Mon | Sep 25, 2017

Farm Up Jamaica Gets $5 Million

Published:Monday | February 16, 2015 | 2:00 AM
Dave Rodney Photo Gregory Cook (left), co-founder and executive vice president of doTERRA Gregory Cook (left) and Neil Curtis, founder and chairman of Farm Up Jamaica.

Last month, more than 600 tourists participated in planting 10 acres of ginger in the community of Haddo, Westmoreland. The project was a partnership between Farm Up Jamaica, a non-profit organisation registered in New York, and doTERRA, a Utah-based organisation that is the world's largest seller of essential oils.

So successful was the West-moreland ginger project, that doTERRA's Healing Hands Foundation has donated J$5 million to Farm Up Jamaica to enable improvements with an existing organic onion farm in New Forest, South Manchester.

"doTERRA's commitment to Jamaica and to Farm Up Jamaica did not stop at the ginger farm, and our donation will go towards creating a solar-powered drying facility in Manchester that will also accommodate students who will learn hands-on skills there," co-founder and executive vice-president of doTERRA, Gregory Cook told The Gleaner.

Green project

The facility will be used for processing and adding value to agricultural products, including drying capabilities.
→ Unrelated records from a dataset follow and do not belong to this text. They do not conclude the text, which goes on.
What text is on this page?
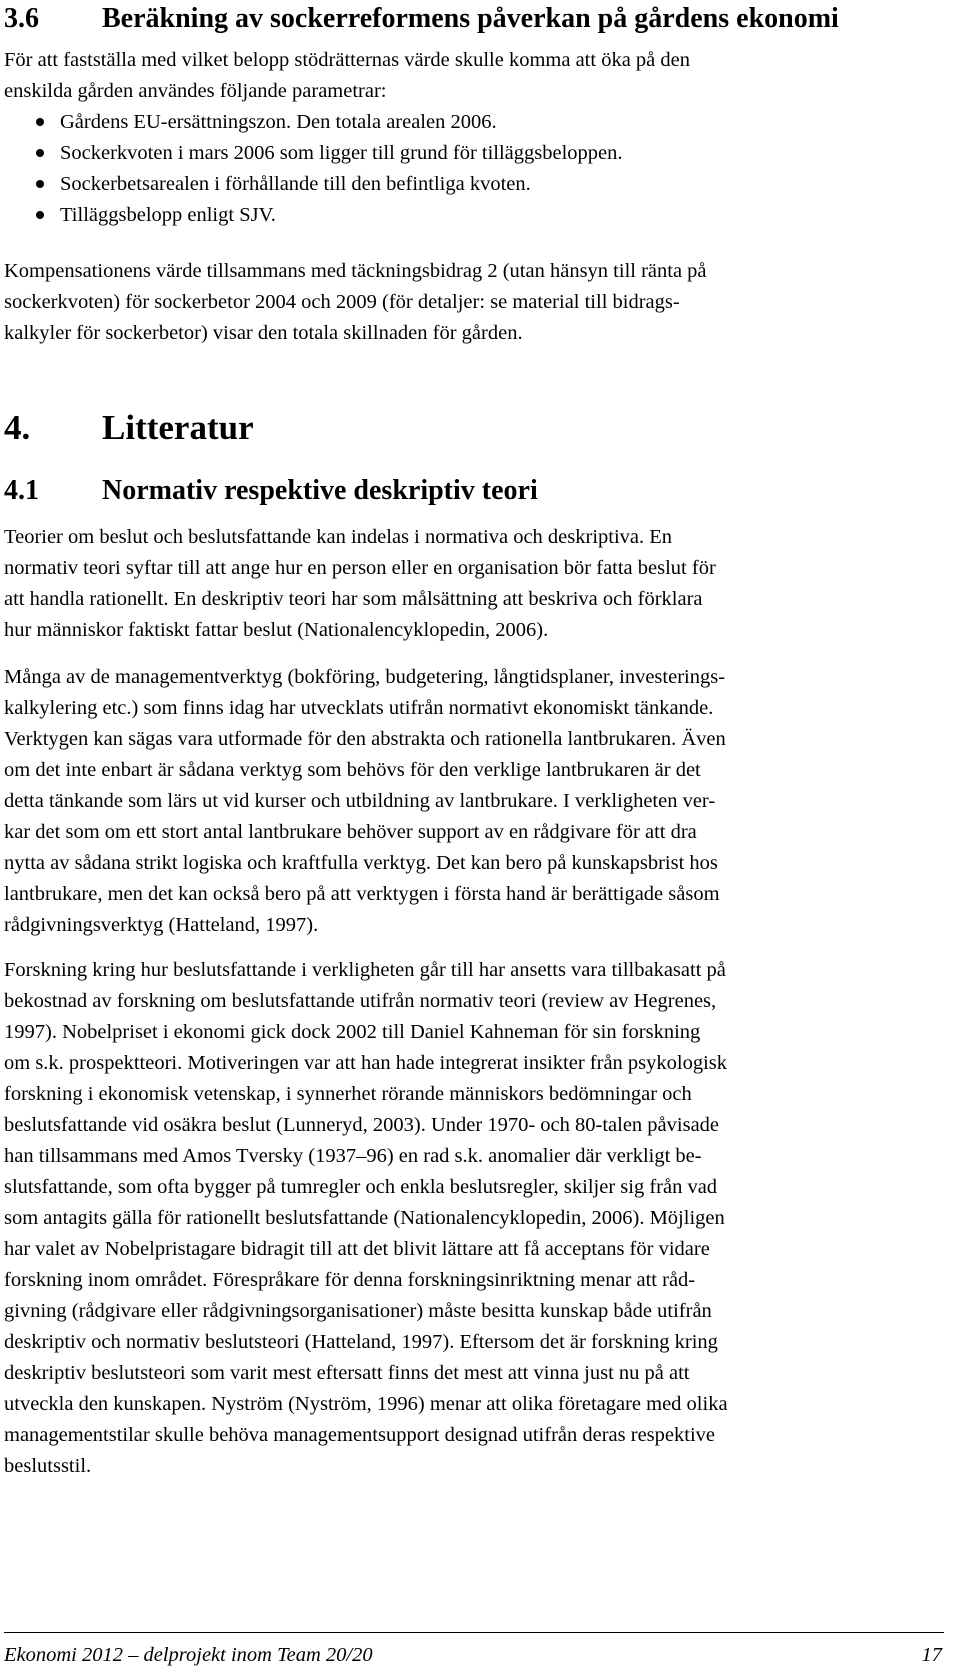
3.6 Beräkning av sockerreformens påverkan på gårdens ekonomi

För att fastställa med vilket belopp stödrätternas värde skulle komma att öka på den
enskilda gården användes följande parametrar:

Gårdens EU-ersättningszon. Den totala arealen 2006.
Sockerkvoten i mars 2006 som ligger till grund för tilläggsbeloppen.
Sockerbetsarealen i förhållande till den befintliga kvoten.
Tilläggsbelopp enligt SJV.

Kompensationens värde tillsammans med täckningsbidrag 2 (utan hänsyn till ränta på
sockerkvoten) för sockerbetor 2004 och 2009 (för detaljer: se material till bidrags-
kalkyler för sockerbetor) visar den totala skillnaden för gården.

4. Litteratur
4.1 Normativ respektive deskriptiv teori

Teorier om beslut och beslutsfattande kan indelas i normativa och deskriptiva. En
normativ teori syftar till att ange hur en person eller en organisation bör fatta beslut för
att handla rationellt. En deskriptiv teori har som målsättning att beskriva och förklara
hur människor faktiskt fattar beslut (Nationalencyklopedin, 2006).

Många av de managementverktyg (bokföring, budgetering, långtidsplaner, investerings-
kalkylering etc.) som finns idag har utvecklats utifrån normativt ekonomiskt tänkande.
Verktygen kan sägas vara utformade för den abstrakta och rationella lantbrukaren. Även
om det inte enbart är sådana verktyg som behövs för den verklige lantbrukaren är det
detta tänkande som lärs ut vid kurser och utbildning av lantbrukare. I verkligheten ver-
kar det som om ett stort antal lantbrukare behöver support av en rådgivare för att dra
nytta av sådana strikt logiska och kraftfulla verktyg. Det kan bero på kunskapsbrist hos
lantbrukare, men det kan också bero på att verktygen i första hand är berättigade såsom
rådgivningsverktyg (Hatteland, 1997).

Forskning kring hur beslutsfattande i verkligheten går till har ansetts vara tillbakasatt på
bekostnad av forskning om beslutsfattande utifrån normativ teori (review av Hegrenes,
1997). Nobelpriset i ekonomi gick dock 2002 till Daniel Kahneman för sin forskning
om s.k. prospektteori. Motiveringen var att han hade integrerat insikter från psykologisk
forskning i ekonomisk vetenskap, i synnerhet rörande människors bedömningar och
beslutsfattande vid osäkra beslut (Lunneryd, 2003). Under 1970- och 80-talen påvisade
han tillsammans med Amos Tversky (1937–96) en rad s.k. anomalier där verkligt be-
slutsfattande, som ofta bygger på tumregler och enkla beslutsregler, skiljer sig från vad
som antagits gälla för rationellt beslutsfattande (Nationalencyklopedin, 2006). Möjligen
har valet av Nobelpristagare bidragit till att det blivit lättare att få acceptans för vidare
forskning inom området. Förespråkare för denna forskningsinriktning menar att råd-
givning (rådgivare eller rådgivningsorganisationer) måste besitta kunskap både utifrån
deskriptiv och normativ beslutsteori (Hatteland, 1997). Eftersom det är forskning kring
deskriptiv beslutsteori som varit mest eftersatt finns det mest att vinna just nu på att
utveckla den kunskapen. Nyström (Nyström, 1996) menar att olika företagare med olika
managementstilar skulle behöva managementsupport designad utifrån deras respektive
beslutsstil.

Ekonomi 2012 – delprojekt inom Team 20/20	17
The building will be a green project, so 'earth bags' will be used to build the facility, and this is an inexpensive and efficient way to create the structure. Crops like onion, thyme, ginger and pepper will be dried at this facility. Dormitory-type living quarters will be built on the second floor to house agricultural students in residence.

During peak harvesting season, the facility will be in operation 24 hours a day and it will be made available to local farmers in exchange for a small user fee of five per cent of their sales. The user fee will cover costs and keep the facility operational. All transactions will be documented and transparent to ensure fair prices for all concerned.

"I am naturally very excited about this new development as it will enable us to do a lot more," founder and chairman of Farm Up Jamaica Neil Curtis told The Gleaner.

"We still have to raise an additional J$1 million more to bring the project to completion, but we are well on the way," Curtis added.

Farm Up Jamaica's farming and food processing experts will become part of a support and training system to help local farmers transform their crops into badly needed revenue. Ultimately, these transformations and enhancements will move rural farming communities forward.